Picture this: one minute you're in math class, and the next minute you're strip searched in the nurses office, feeling humiliated and degraded. That's what happened to Savana Redding in 2003, a then eighth grade honors student at Safford Middle School in Arizona. Redding was strip-searched by two female school officials after a fellow student told the school administration that Redding gave her prescription ibuprofen pills.

Most parents in the local community were outraged, and so Redding took her case to the courtroom. Today the Supreme Court will hear oral arguments and decide what procedures should be in place with regard to searches in public schools.

This case has already been heard in the lower courts. The 9th U.S. Circuit Court of Appeals agreed with the eighth grader. The court found that her constitutional rights were violated and the school district should be held financially responsible. Of course, the Supreme Court will have the final say in this matter and its decision will likely become a landmark case in the limits of public school district search and seizure matters.

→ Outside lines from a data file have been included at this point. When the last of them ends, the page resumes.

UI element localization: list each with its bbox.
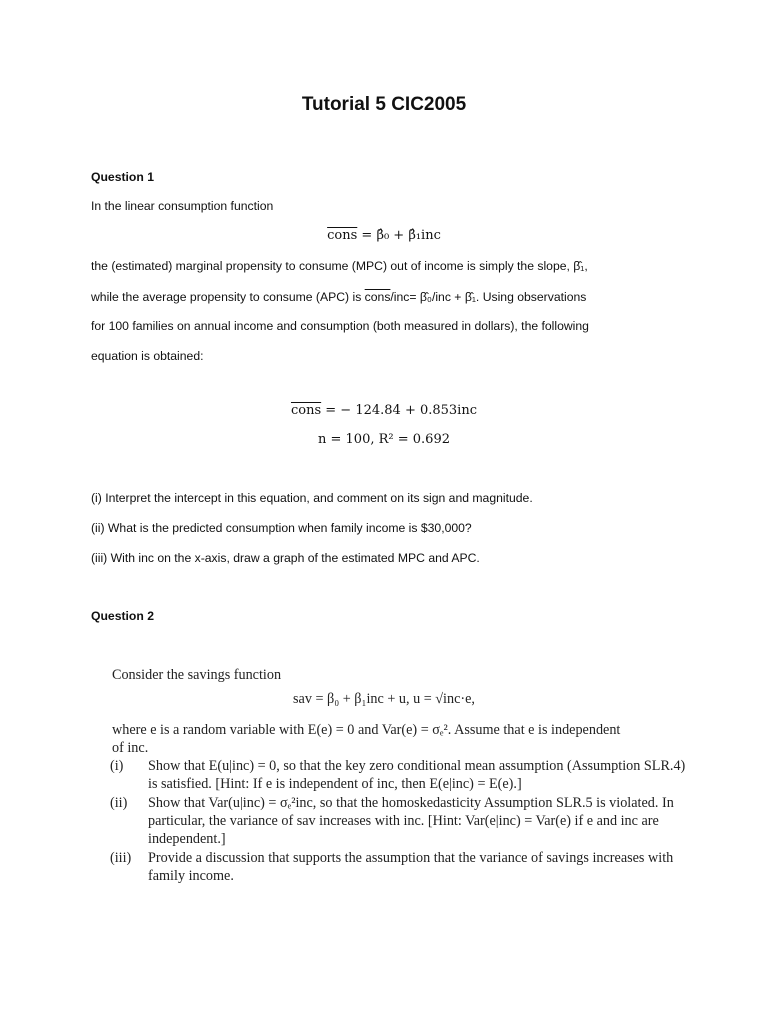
q2-where-line-1: where e is a random variable with E(e) = 0 and Var(e) = σₑ². Assume that e is independent <box>112 722 621 738</box>
question-1-heading: Question 1 <box>91 170 154 184</box>
q1-line2-hat: cons <box>364 290 391 304</box>
q2-item-iii <box>110 849 673 885</box>
q2-item-iii-line-2: family income. <box>148 868 234 884</box>
q2-intro: Consider the savings function <box>112 667 282 683</box>
q1-part-i: (i) Interpret the intercept in this equation, and comment on its sign and magnitude. <box>91 491 533 505</box>
q2-item-i-line-1: Show that E(u|inc) = 0, so that the key zero conditional mean assumption (Assumption SLR.4) <box>148 758 686 774</box>
q1-text-line-1: the (estimated) marginal propensity to consume (MPC) out of income is simply the slope, β̂₁, <box>91 259 588 273</box>
q2-item-ii-line-1: Show that Var(u|inc) = σₑ²inc, so that the homoskedasticity Assumption SLR.5 is violated. In <box>148 795 674 811</box>
equation-estimated <box>0 403 768 418</box>
q1-intro: In the linear consumption function <box>91 199 274 213</box>
eq1-rest: = β̂₀ + β̂₁inc <box>357 228 441 243</box>
equation-sample-stats: n = 100, R² = 0.692 <box>318 432 450 447</box>
question-2-heading: Question 2 <box>91 609 154 623</box>
q2-item-ii <box>110 794 674 848</box>
q2-item-ii-line-2: particular, the variance of sav increases with inc. [Hint: Var(e|inc) = Var(e) if e and inc are <box>148 813 659 829</box>
eq2-lhs: cons <box>290 403 322 418</box>
q2-item-iii-line-1: Provide a discussion that supports the assumption that the variance of savings increases with <box>148 850 674 866</box>
q2-item-i-line-2: is satisfied. [Hint: If e is independent of inc, then E(e|inc) = E(e).] <box>148 776 522 792</box>
q2-item-iii-number: (iii) <box>110 850 132 866</box>
eq2-rest: = − 124.84 + 0.853inc <box>321 403 477 418</box>
q2-item-i <box>110 757 685 793</box>
q1-part-iii: (iii) With inc on the x-axis, draw a graph of the estimated MPC and APC. <box>91 551 480 565</box>
page-title: Tutorial 5 CIC2005 <box>301 94 467 115</box>
q1-part-ii: (ii) What is the predicted consumption when family income is $30,000? <box>91 521 472 535</box>
q2-item-ii-line-3: independent.] <box>148 831 226 847</box>
q1-text-line-3: for 100 families on annual income and consumption (both measured in dollars), the following <box>91 319 589 333</box>
q2-item-i-number: (i) <box>110 758 124 774</box>
eq1-lhs: cons <box>327 228 358 243</box>
equation-consumption-function <box>0 228 768 243</box>
equation-savings: sav = β₀ + β₁inc + u, u = √inc·e, <box>293 691 475 707</box>
q2-where-line-2: of inc. <box>112 740 149 756</box>
q1-line2-a: while the average propensity to consume (APC) is <box>91 290 365 304</box>
q1-text-line-2 <box>91 289 586 305</box>
q1-line2-b: /inc= β̂₀/inc + β̂₁. Using observations <box>390 290 587 304</box>
q1-text-line-4: equation is obtained: <box>91 349 204 363</box>
q2-item-ii-number: (ii) <box>110 795 128 811</box>
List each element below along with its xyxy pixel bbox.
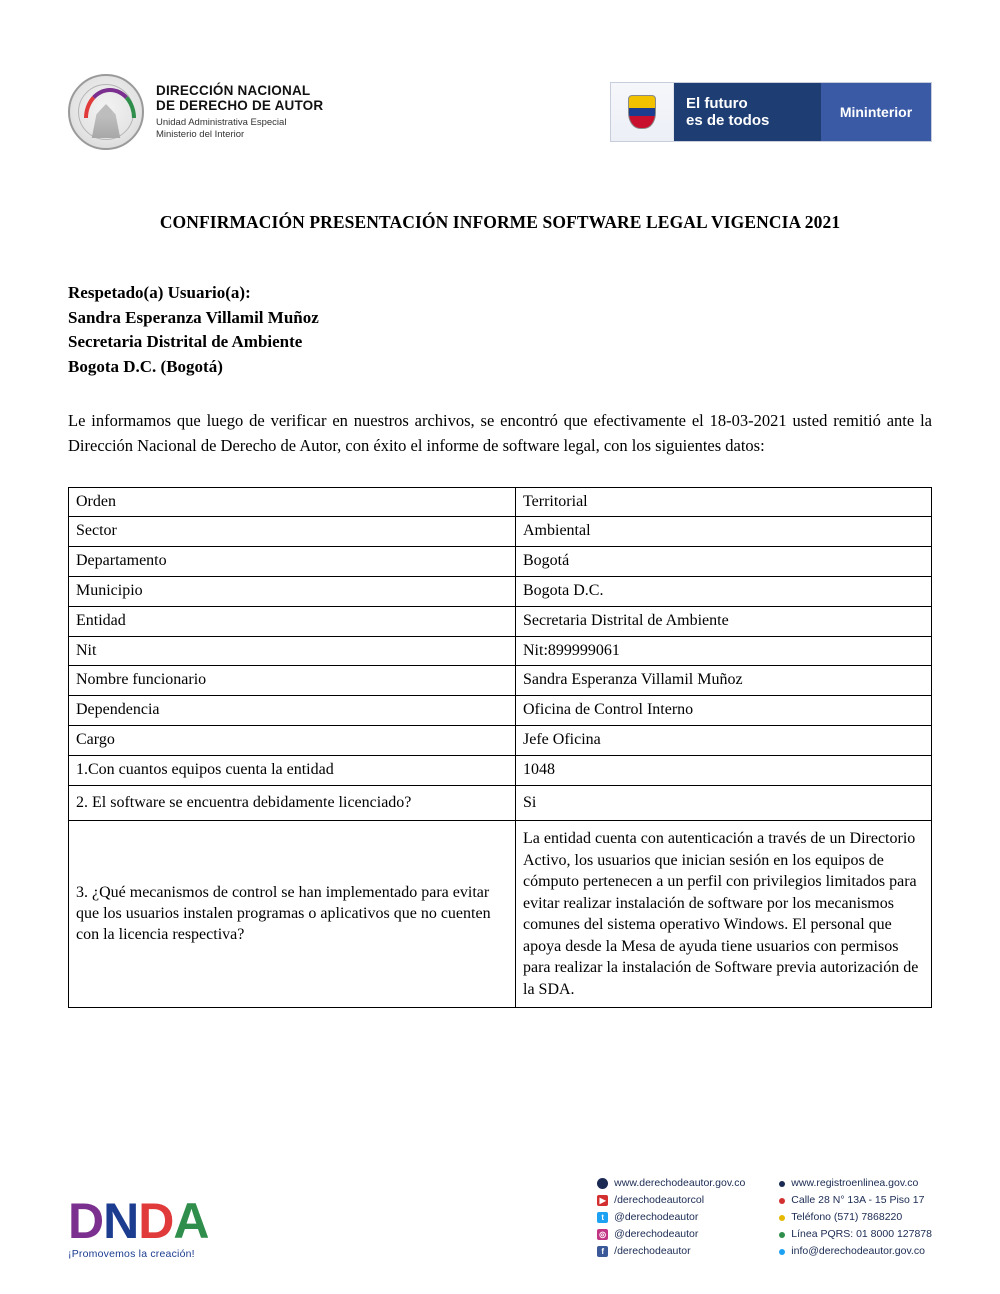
table-cell-key: 2. El software se encuentra debidamente licenciado? — [69, 785, 516, 821]
globe-icon — [597, 1178, 608, 1189]
greeting-line-1: Respetado(a) Usuario(a): — [68, 283, 251, 302]
gov-slogan-line2: es de todos — [686, 112, 770, 129]
table-cell-value: Nit:899999061 — [516, 636, 932, 666]
footer-slogan: ¡Promovemos la creación! — [68, 1248, 195, 1260]
body-paragraph: Le informamos que luego de verificar en nuestros archivos, se encontró que efectivamente el 18-03-2021 usted remitió ante la Dirección Nacional de Derecho de Autor, con éxito el informe de software legal, con los siguientes datos: — [68, 410, 932, 456]
greeting-block — [68, 281, 932, 380]
table-cell-value: Jefe Oficina — [516, 726, 932, 756]
contact-text: www.derechodeautor.gov.co — [614, 1177, 746, 1189]
document-header — [68, 0, 932, 166]
table-cell-key: Dependencia — [69, 696, 516, 726]
dnda-logo-sub1: Unidad Administrativa Especial — [156, 117, 287, 129]
dot-yellow-icon — [779, 1215, 785, 1221]
dot-cyan-icon — [779, 1249, 785, 1255]
contact-text: info@derechodeautor.gov.co — [791, 1245, 925, 1257]
table-cell-value: Sandra Esperanza Villamil Muñoz — [516, 666, 932, 696]
dnda-seal-icon — [68, 74, 144, 150]
table-row — [69, 785, 932, 821]
table-row — [69, 726, 932, 756]
list-item — [597, 1226, 745, 1243]
page-title: CONFIRMACIÓN PRESENTACIÓN INFORME SOFTWARE LEGAL VIGENCIA 2021 — [159, 212, 841, 232]
contact-text: www.registroenlinea.gov.co — [791, 1177, 919, 1189]
facebook-icon: f — [597, 1246, 608, 1257]
table-cell-key: Municipio — [69, 577, 516, 607]
dot-green-icon — [779, 1232, 785, 1238]
table-row — [69, 821, 932, 1008]
table-cell-value: Bogota D.C. — [516, 577, 932, 607]
youtube-icon: ▶ — [597, 1195, 608, 1206]
list-item — [779, 1243, 932, 1260]
table-row — [69, 696, 932, 726]
greeting-line-4: Bogota D.C. (Bogotá) — [68, 356, 223, 376]
table-row — [69, 636, 932, 666]
dnda-footer-logo — [68, 1193, 248, 1260]
list-item — [779, 1209, 932, 1226]
wordmark-letter-n: N — [103, 1193, 139, 1249]
table-row — [69, 755, 932, 785]
contact-list-right — [779, 1175, 932, 1260]
table-row — [69, 606, 932, 636]
twitter-icon: t — [597, 1212, 608, 1223]
list-item — [779, 1192, 932, 1209]
dnda-logo-text — [156, 83, 323, 141]
table-cell-key: 3. ¿Qué mecanismos de control se han implementado para evitar que los usuarios instalen programas o aplicativos que no cuenten con la licencia respectiva? — [69, 821, 516, 1008]
gov-slogan-line1: El futuro — [686, 94, 748, 112]
dnda-logo-sub2: Ministerio del Interior — [156, 129, 245, 141]
list-item — [597, 1209, 745, 1226]
table-row — [69, 577, 932, 607]
list-item — [597, 1175, 745, 1192]
wordmark-letter-d1: D — [68, 1193, 104, 1249]
report-data-table — [68, 487, 932, 1008]
table-cell-key: 1.Con cuantos equipos cuenta la entidad — [69, 755, 516, 785]
instagram-icon: ◎ — [597, 1229, 608, 1240]
table-cell-value: Si — [516, 785, 932, 821]
footer-contact — [597, 1175, 932, 1260]
dnda-logo-line1: DIRECCIÓN NACIONAL — [156, 83, 311, 99]
table-cell-value: Ambiental — [516, 517, 932, 547]
table-cell-key: Orden — [69, 487, 516, 517]
colombia-shield-icon — [611, 83, 674, 141]
contact-text: /derechodeautor — [614, 1245, 691, 1257]
list-item — [779, 1175, 932, 1192]
table-cell-key: Departamento — [69, 547, 516, 577]
table-row — [69, 517, 932, 547]
wordmark-letter-d2: D — [138, 1193, 174, 1249]
table-row — [69, 666, 932, 696]
contact-text: /derechodeautorcol — [614, 1194, 705, 1206]
list-item — [779, 1226, 932, 1243]
contact-text: Calle 28 N° 13A - 15 Piso 17 — [791, 1194, 925, 1206]
table-cell-value: Oficina de Control Interno — [516, 696, 932, 726]
government-banner — [610, 82, 932, 142]
dnda-wordmark — [68, 1193, 248, 1249]
gov-slogan — [674, 83, 821, 141]
list-item — [597, 1192, 745, 1209]
table-cell-key: Cargo — [69, 726, 516, 756]
greeting-line-3: Secretaria Distrital de Ambiente — [68, 332, 303, 352]
table-cell-key: Sector — [69, 517, 516, 547]
table-cell-key: Entidad — [69, 606, 516, 636]
contact-text: Línea PQRS: 01 8000 127878 — [791, 1228, 932, 1240]
table-cell-value: Territorial — [516, 487, 932, 517]
table-row — [69, 547, 932, 577]
dnda-logo — [68, 74, 323, 150]
table-row — [69, 487, 932, 517]
greeting-line-2: Sandra Esperanza Villamil Muñoz — [68, 307, 319, 327]
dot-red-icon — [779, 1198, 785, 1204]
gov-ministry-label: Mininterior — [821, 83, 931, 141]
contact-text: @derechodeautor — [614, 1211, 699, 1223]
contact-text: Teléfono (571) 7868220 — [791, 1211, 903, 1223]
dnda-logo-line2: DE DERECHO DE AUTOR — [156, 98, 324, 114]
contact-list-left — [597, 1175, 745, 1260]
table-cell-key: Nombre funcionario — [69, 666, 516, 696]
table-cell-value: Bogotá — [516, 547, 932, 577]
wordmark-letter-a: A — [173, 1193, 209, 1249]
table-cell-key: Nit — [69, 636, 516, 666]
list-item — [597, 1243, 745, 1260]
table-cell-value: La entidad cuenta con autenticación a través de un Directorio Activo, los usuarios que inician sesión en los equipos de cómputo pertenecen a un perfil con privilegios limitados para evitar realizar instalación de software por los mecanismos comunes del sistema operativo Windows. El personal que apoya desde la Mesa de ayuda tiene usuarios con permisos para realizar la instalación de Software previa autorización de la SDA. — [516, 821, 932, 1008]
table-cell-value: 1048 — [516, 755, 932, 785]
contact-text: @derechodeautor — [614, 1228, 699, 1240]
document-footer — [68, 1175, 932, 1260]
dot-blue-icon — [779, 1181, 785, 1187]
table-cell-value: Secretaria Distrital de Ambiente — [516, 606, 932, 636]
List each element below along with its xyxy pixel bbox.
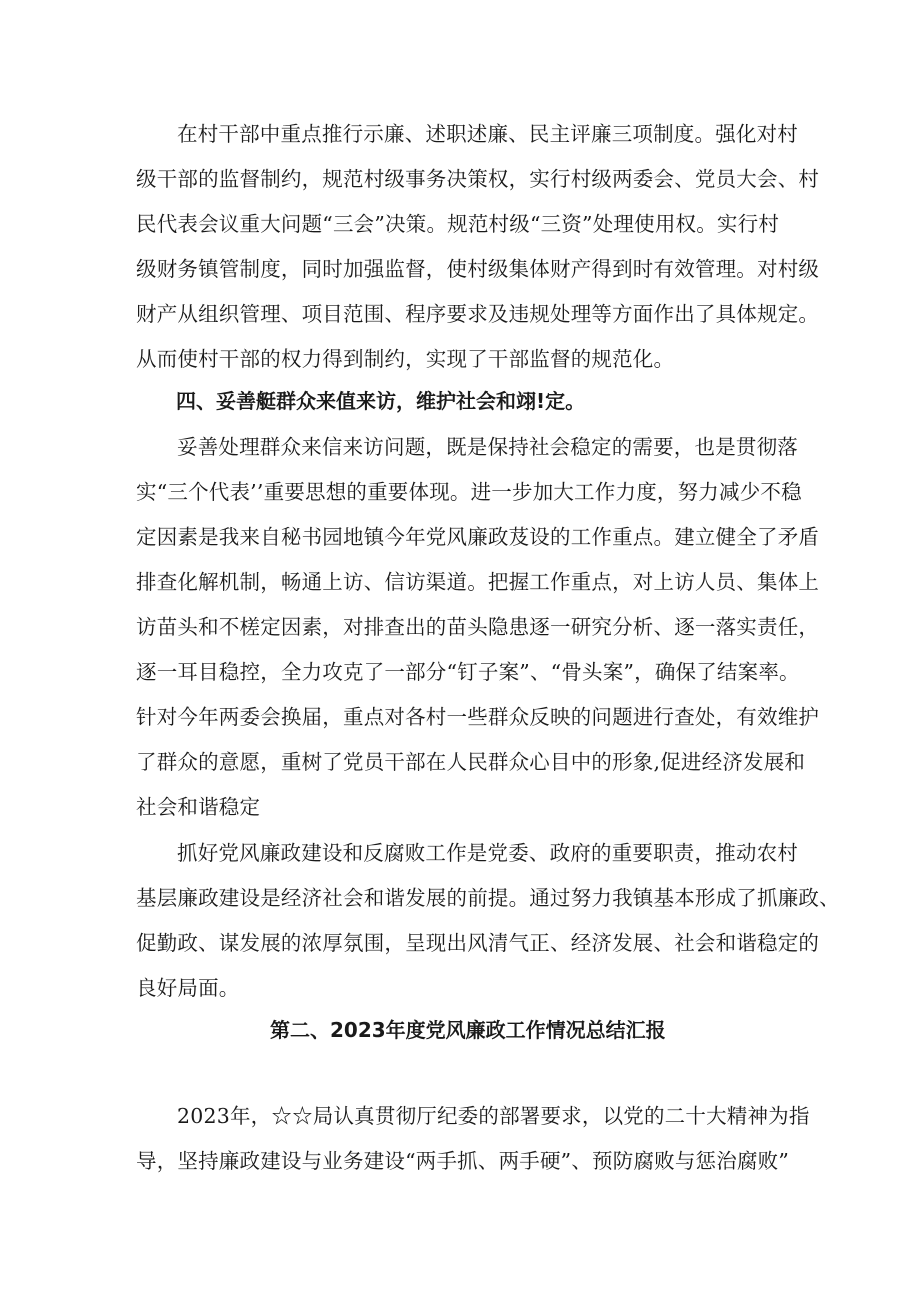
paragraph-line: 2023年，☆☆局认真贯彻厅纪委的部署要求，以党的二十大精神为指 <box>177 1104 810 1128</box>
paragraph-line: 级干部的监督制约，规范村级事务决策权，实行村级两委会、党员大会、村 <box>136 167 820 191</box>
paragraph-line: 财产从组织管理、项目范围、程序要求及违规处理等方面作出了具体规定。 <box>136 302 820 326</box>
paragraph-line: 访苗头和不槎定因素，对排查出的苗头隐患逐一研究分析、逐一落实责任， <box>136 615 820 639</box>
paragraph-line: 基层廉政建设是经济社会和谐发展的前提。通过努力我镇基本形成了抓廉政、 <box>136 886 840 910</box>
paragraph-line: 从而使村干部的权力得到制约，实现了干部监督的规范化。 <box>136 347 675 371</box>
paragraph-line: 针对今年两委会换届，重点对各村一些群众反映的问题进行查处，有效维护 <box>136 705 820 729</box>
paragraph-line: 了群众的意愿，重树了党员干部在人民群众心目中的形象,促进经济发展和 <box>136 750 806 774</box>
paragraph-line: 排查化解机制，畅通上访、信访渠道。把握工作重点，对上访人员、集体上 <box>136 570 820 594</box>
paragraph-line: 抓好党风廉政建设和反腐败工作是党委、政府的重要职责，推动农村 <box>177 841 798 865</box>
paragraph-line: 妥善处理群众来信来访问题，既是保持社会稳定的需要，也是贯彻落 <box>177 435 798 459</box>
section-heading: 四、妥善艇群众来值来访，维护社会和翊!定。 <box>176 389 586 413</box>
paragraph-line: 民代表会议重大问题“三会”决策。规范村级“三资”处理使用权。实行村 <box>136 212 780 236</box>
paragraph-line: 良好局面。 <box>136 976 240 1000</box>
paragraph-line: 级财务镇管制度，同时加强监督，使村级集体财产得到时有效管理。对村级 <box>136 257 820 281</box>
paragraph-line: 在村干部中重点推行示廉、述职述廉、民主评廉三项制度。强化对村 <box>177 122 798 146</box>
section-title: 第二、2023年度党风廉政工作情况总结汇报 <box>270 1018 666 1042</box>
paragraph-line: 社会和谐稳定 <box>136 795 261 819</box>
paragraph-line: 导，坚持廉政建设与业务建设“两手抓、两手硬”、预防腐败与惩治腐败” <box>136 1149 790 1173</box>
paragraph-line: 定因素是我来自秘书园地镇今年党风廉政芨设的工作重点。建立健全了矛盾 <box>136 525 820 549</box>
paragraph-line: 逐一耳目稳控，全力攻克了一部分“钉子案”、“骨头案”，确保了结案率。 <box>136 660 800 684</box>
paragraph-line: 促勤政、谋发展的浓厚氛围，呈现出风清气正、经济发展、社会和谐稳定的 <box>136 931 820 955</box>
paragraph-line: 实“三个代表’’重要思想的重要体现。进一步加大工作力度，努力减少不稳 <box>136 480 802 504</box>
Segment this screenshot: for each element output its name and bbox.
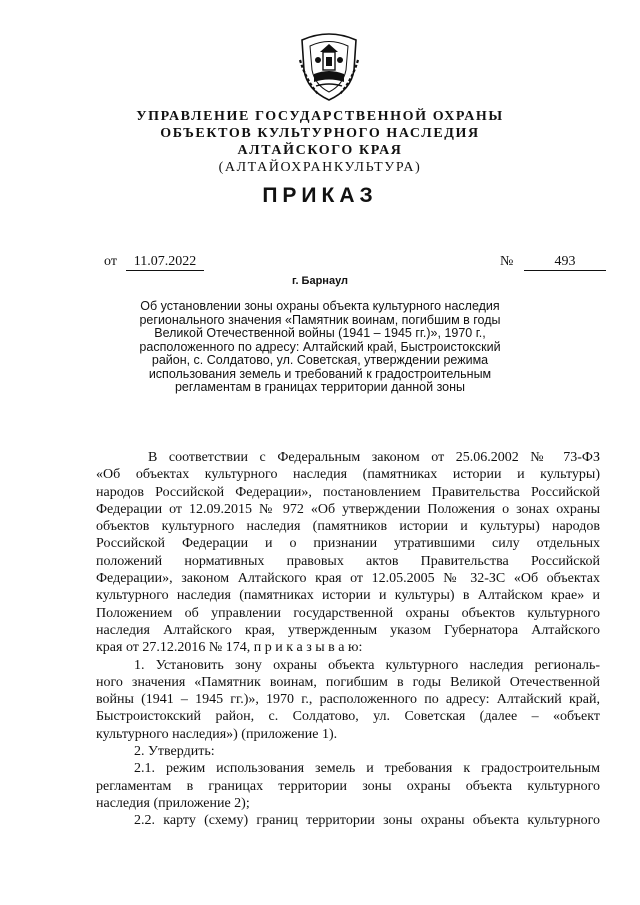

How does this case compare to other Supreme Court rulings in this sphere? Well, public schools are allowed more leeway in conducting searches on its students than police officers are given in the public sphere. The main reason for this is their integral need to protect students' safety and accountability in such a vulnerable place. In 1980, the Supreme Court approved school administrators' ability to search student lockers without a search warrant if there were "reasonable grounds" for doing so, and the search was not "excessively intrusive." The top court has also allowed random drug testing of high school athletes at all high schools across the nation since 1995. Clearly certain constitutional liberties are sacrificed in order to ensure safety in our public schools, but where do we draw the line? Schoolyard safety and constitutional liberties do not need to be mutually exclusive.

I hope the Supreme Court will use a sharpie to draw the line this time, because eighth graders like Savana Redding should not be subject to flagrant violations of her most basic constitutional rights.